Sunday, 27 November 2016

Playing with reactive streams with akka

Recently I'm learning Akka streaming for fun. Streams are basically Collections of data/events with unknown ending. So stream programming is useful if I want to process huge data set which will keep producing events over time. And, whenever I see any new event on the stream I will do the further processing on that event.
For example, the streams of online orders on any retail store. Customers will keep ordering, its a stream and once the store person sees the new order he looks for the items ordered and and picks them up.
Once he gathers all the items for one order, sends to other guy who will pack them into a box and tell other guy to put label on them. Which means there is stream of(orders ready to pack) and then there's stream of(orders ready to be labelled and shipped).
Finally all the labelled orders are put on the truck.

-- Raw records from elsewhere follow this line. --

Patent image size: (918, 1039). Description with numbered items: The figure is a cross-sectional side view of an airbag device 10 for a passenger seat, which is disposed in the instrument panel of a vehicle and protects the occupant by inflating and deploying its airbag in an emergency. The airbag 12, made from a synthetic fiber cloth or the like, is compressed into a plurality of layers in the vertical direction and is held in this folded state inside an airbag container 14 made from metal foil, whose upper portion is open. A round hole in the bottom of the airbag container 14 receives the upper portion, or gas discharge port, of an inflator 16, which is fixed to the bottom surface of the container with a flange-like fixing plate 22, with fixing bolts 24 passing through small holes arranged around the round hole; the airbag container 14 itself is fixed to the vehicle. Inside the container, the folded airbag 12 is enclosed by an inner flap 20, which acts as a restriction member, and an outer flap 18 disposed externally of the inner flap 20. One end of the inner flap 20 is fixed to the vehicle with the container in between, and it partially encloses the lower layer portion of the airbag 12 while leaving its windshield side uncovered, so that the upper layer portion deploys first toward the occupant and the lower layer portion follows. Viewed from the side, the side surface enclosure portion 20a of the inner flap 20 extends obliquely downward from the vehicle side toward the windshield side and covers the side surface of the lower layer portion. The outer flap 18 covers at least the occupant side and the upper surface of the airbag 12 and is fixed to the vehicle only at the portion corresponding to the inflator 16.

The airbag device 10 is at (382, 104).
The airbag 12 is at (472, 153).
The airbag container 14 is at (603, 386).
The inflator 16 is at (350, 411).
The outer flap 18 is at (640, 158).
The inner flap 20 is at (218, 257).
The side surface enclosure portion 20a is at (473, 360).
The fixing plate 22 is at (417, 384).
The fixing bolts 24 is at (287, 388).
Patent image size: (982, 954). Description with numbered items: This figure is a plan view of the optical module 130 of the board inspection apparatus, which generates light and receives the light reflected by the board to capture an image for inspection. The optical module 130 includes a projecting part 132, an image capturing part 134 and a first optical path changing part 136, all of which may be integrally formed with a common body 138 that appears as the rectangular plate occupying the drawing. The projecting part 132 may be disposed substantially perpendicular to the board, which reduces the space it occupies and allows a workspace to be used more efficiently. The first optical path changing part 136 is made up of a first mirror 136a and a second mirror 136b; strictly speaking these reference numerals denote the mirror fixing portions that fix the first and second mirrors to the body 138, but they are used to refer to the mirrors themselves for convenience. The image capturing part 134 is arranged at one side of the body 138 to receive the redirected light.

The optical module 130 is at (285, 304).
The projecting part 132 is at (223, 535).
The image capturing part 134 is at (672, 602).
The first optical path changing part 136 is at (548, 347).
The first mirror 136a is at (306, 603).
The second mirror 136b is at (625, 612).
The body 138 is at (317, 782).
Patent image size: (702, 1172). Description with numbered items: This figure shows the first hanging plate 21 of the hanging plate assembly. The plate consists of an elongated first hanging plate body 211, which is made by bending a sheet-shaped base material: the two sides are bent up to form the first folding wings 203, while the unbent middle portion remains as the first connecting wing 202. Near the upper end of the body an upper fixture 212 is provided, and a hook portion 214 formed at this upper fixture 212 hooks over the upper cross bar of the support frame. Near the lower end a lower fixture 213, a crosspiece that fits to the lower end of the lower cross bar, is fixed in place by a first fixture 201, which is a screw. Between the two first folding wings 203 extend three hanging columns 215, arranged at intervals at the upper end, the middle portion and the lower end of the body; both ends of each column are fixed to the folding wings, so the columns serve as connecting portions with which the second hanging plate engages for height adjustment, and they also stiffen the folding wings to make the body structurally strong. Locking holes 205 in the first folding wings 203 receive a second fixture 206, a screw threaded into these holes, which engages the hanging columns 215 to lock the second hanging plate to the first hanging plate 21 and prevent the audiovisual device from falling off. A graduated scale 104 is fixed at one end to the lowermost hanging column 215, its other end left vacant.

So the truck or trailer is the final Sink here.
To visualize it,
online orders -> pick items -> pack order -> put label -> trailer -> | Done
Let's achieve it using akka streaming,
First, I will define the Order states,
case class Order(val itemName: String, val quantity: Int, val at: Date)
case class Picked(val itemName: String, val quantity: Int, val at: Date)
case class Packed(val itemName: String, val quantity: Int, val at: Date)
case class Labelled(val itemName: String, val quantity: Int, val at: Date)

Stream Source

Source is the Collection of elements which it keeps publishing/emitting.
scala> import akka.stream.scaladsl.{Source, Sink}

scala> val customerOrdersStream = Source(List(Order("DN black shirt - Triangle", 1, new Date()),
     |       Order("DN white shirt - classic", 2, new Date()),
     |       Order("DN red shirt - memento mori", 3, new Date())))
customerOrdersStream: akka.stream.scaladsl.Source[Order,akka.NotUsed] =
Source(SourceShape(StatefulMapConcat.out), CompositeModule [6611a9b6]
  Name: iterableSource
  Modules:
    (singleSource) GraphStage(SingleSource(List(Order(DN black shirt - Triangle,1,Sun Nov 27 13:05:38 PST 2016), Order(DN white shirt - classic,2,Sun Nov 27 13:05:38 PST 2016), Order(DN red shirt - memento mori,3,Sun Nov 27 13:05:38 PST 2016)))) [415e4363]
    (unnamed) [2cc00ee7] copy of GraphStage(StatefulMapConcat) [3b270282]
  Downstreams:
    single.out -> StatefulMapConcat.in
  Upstreams:
    StatefulMapConcat.in -> single.out
  MatValue: Atomic(singleSource[415e4363]))
Once Source is defined, I need to define the processing steps it has to go through, which are in this example pickingpackinglabelling. And these are known as Flows.

Stream Flows

    val picking : Flow[Order, Picked, NotUsed] = Flow[Order].map(order => {
      println(s"\npicking ${order.itemName}")
      Picked(order.itemName, order.quantity, new Date())
    })

    val packing : Flow[Picked, Packed, NotUsed] = Flow[Picked].map(picked => {
      println(s"packing ${picked.itemName}")
      Packed(picked.itemName, picked.quantity, new Date())
    })

    val labelling : Flow[Packed, Labelled, NotUsed] = Flow[Packed].map(packed => {
      println(s"labelling ${packed.itemName}")
      Shipped(packed.itemName, packed.quantity, new Date())
    })
Then, once all the steps are completed, I will send those customer orders to the trailer which will deliver the orders, so trailer is Sink here.

Stream Sink

Sink is a final destination of the items or events flowing through the stream.
    val trailer: Sink[Labelled, Future[Done]] = Sink.foreach(order => println(order.itemName + " is in the trailer, on the way to Customer."))
Finally once all the steps are defined individually, I need to assemble those into one pipeline, which is called RunnableFlow.
    val ordersFlow = customerOrdersStream
      .via(picking)
      .via(packing)
      .via(labelling)
      .to(trailer)

Materializer config

I need to define the ActorSystem and ActorMaterializer which materializes the Flows defined above into reactive Processors.
scala> import akka.actor.ActorSystem
import akka.actor.ActorSystem

scala> implicit val actorSystem = ActorSystem("orders-streaming")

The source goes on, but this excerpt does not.